Debt Doomsday: The Wrongest Prediction of Our Time?

Well, it's happened. The oft-trumpeted Day of Doom, when China sells US Treasury Bonds, has arrived.

Actually....
(Reuters) - China and Japan led an exodus from U.S. Treasuries in June after the first signals the U.S. central bank was preparing to wind back its stimulus, with data showing they accounted for almost all of a record $40.8 billion of net foreign selling of Treasuries. 
The sales were part of $66.9 billion of net sales by foreigners of long-term U.S. securities in June, a fifth straight month of outflows and the largest since August 2007, U.S. Treasury Department data showed on Thursday. 
China, the largest foreign creditor, reduced its Treasury holdings to $1.2758 trillion, and Japan trimmed its holdings for a third straight month to $1.0834 trillion. Combined, they accounted for about $40 billion in net Treasury outflows.
As of now, after 5 months of foreign selling of US Treasuries, that 10-yr Treasury yield is....around 2.6% at the moment I'm writing this.

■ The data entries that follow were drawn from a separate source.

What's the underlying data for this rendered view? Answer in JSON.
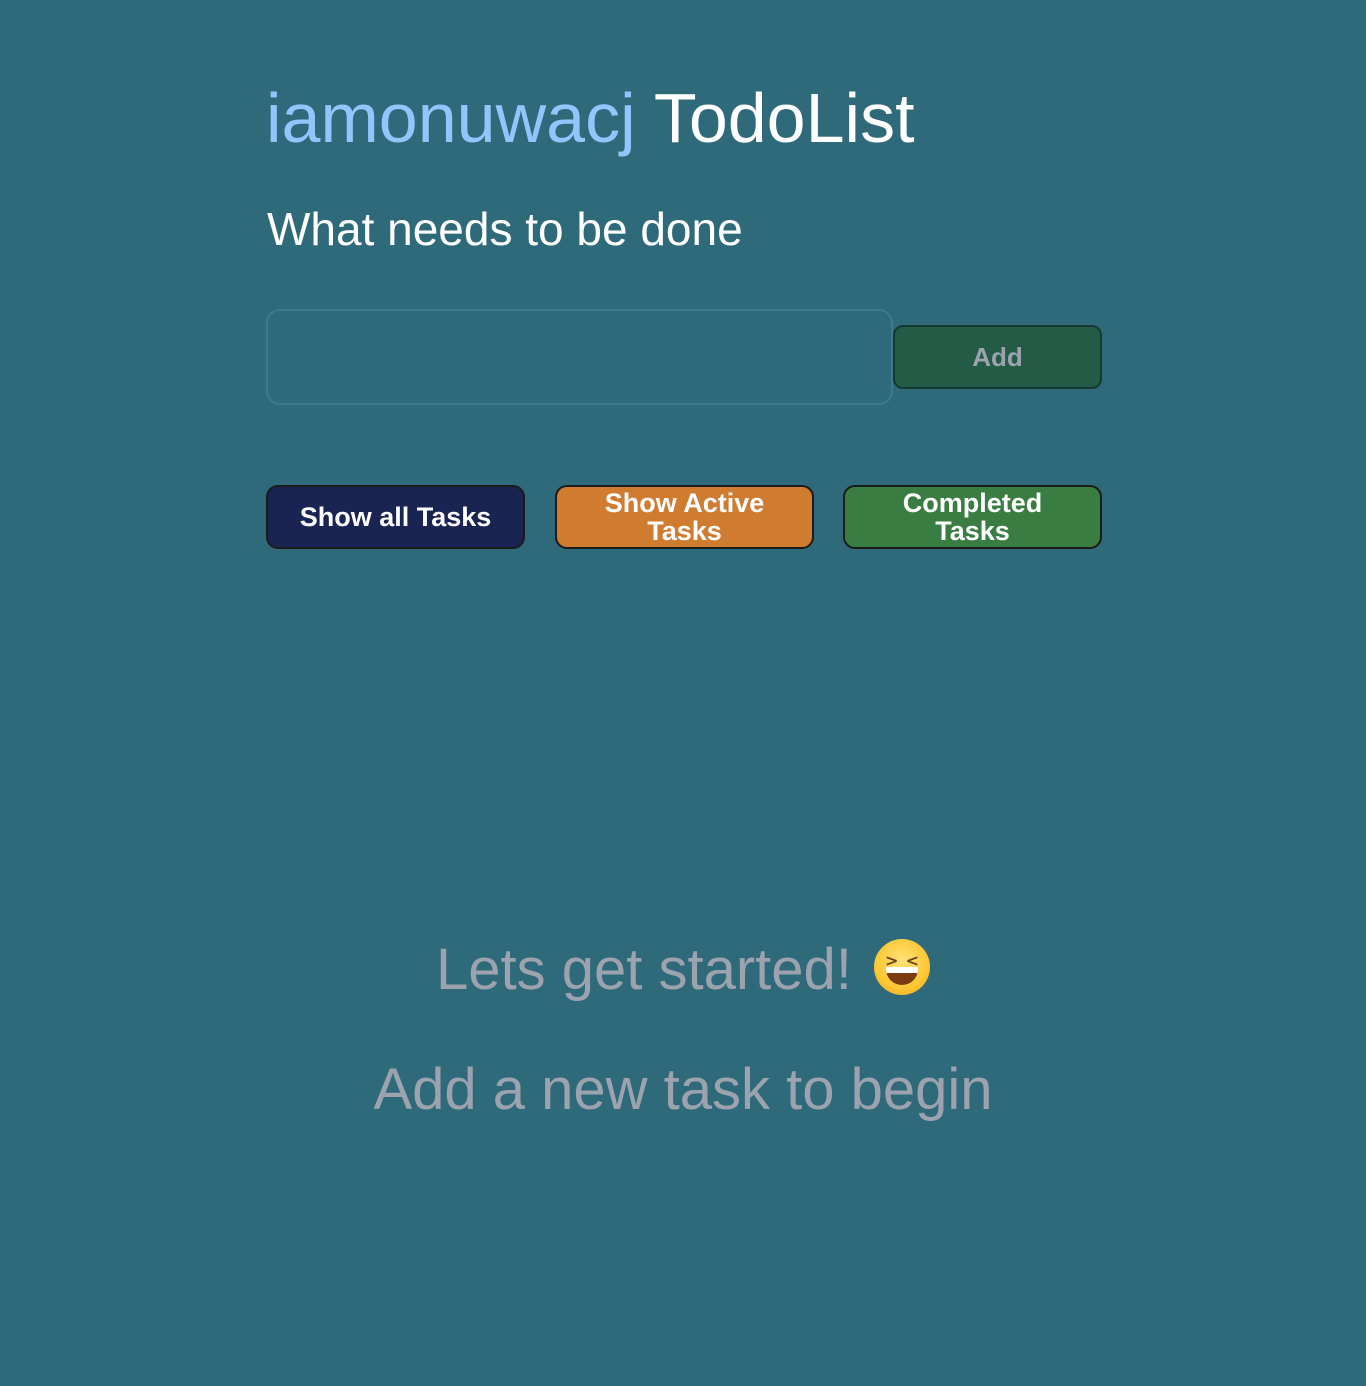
{
  "header": {
    "brand": "iamonuwacj",
    "app_name": "TodoList",
    "subtitle": "What needs to be done"
  },
  "task_form": {
    "input_value": "",
    "input_placeholder": "",
    "add_label": "Add"
  },
  "filters": {
    "all_label": "Show all Tasks",
    "active_label": "Show Active Tasks",
    "completed_label": "Completed Tasks"
  },
  "empty_state": {
    "line1": "Lets get started!",
    "emoji_icon": "grinning-squinting-face-icon",
    "line2": "Add a new task to begin"
  },
  "colors": {
    "background": "#2f6a7b",
    "brand": "#93c5fd",
    "add_button": "#245b47",
    "all_button": "#1a2453",
    "active_button": "#cf7b30",
    "completed_button": "#3a7d43",
    "muted_text": "#9ca3af"
  }
}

So...where's the panic?  Weren't we supposed to see people jumping from buildings?

Or at least weren't we suppose to see a debt interest catastrophe, with the interest rate climbing and climbing, and the nation's finances in trouble?

Do you realize how low 2.6% is?  It is still far below normal levels.  Normal would be more like 4% to 5%.

Interest rates will go up and down.  They could be up or down this week, or month.  It tells us nothing, unless they rise above normal levels of about 5%.

If 10-yr rates are 3%, that is low.  If they are 3.5%, that is low.  If they are 2.6%, they are very low.

Now, as this endlessly predicted time of doom hasn't amounted to much, we will now hear acknowledgement of the complete falsehood of the popular hypothesis that we are profoundly dependent on China to finance our debt....?

But the non-crisis of debt is no surprise for those that read this blog a couple of years back.

As I wrote in June 2011:
But this [interest rate catastrophe theory] is wrong, illusory, for a pragmatic reason. 
Why? 
Because the worldwide savings glut, which makes US treasury interest rates on our national debt so low, isn't going away, not for decades.
I'd love to see an objective process on the part of those making the interest-rate-disaster prediction, admitting the data is showing their assertion/hypothesis was wrong.

Will that happen?

Perhaps not.  But in the meantime, we live in the world I described.

The world where there are a lot more big savers than big spenders.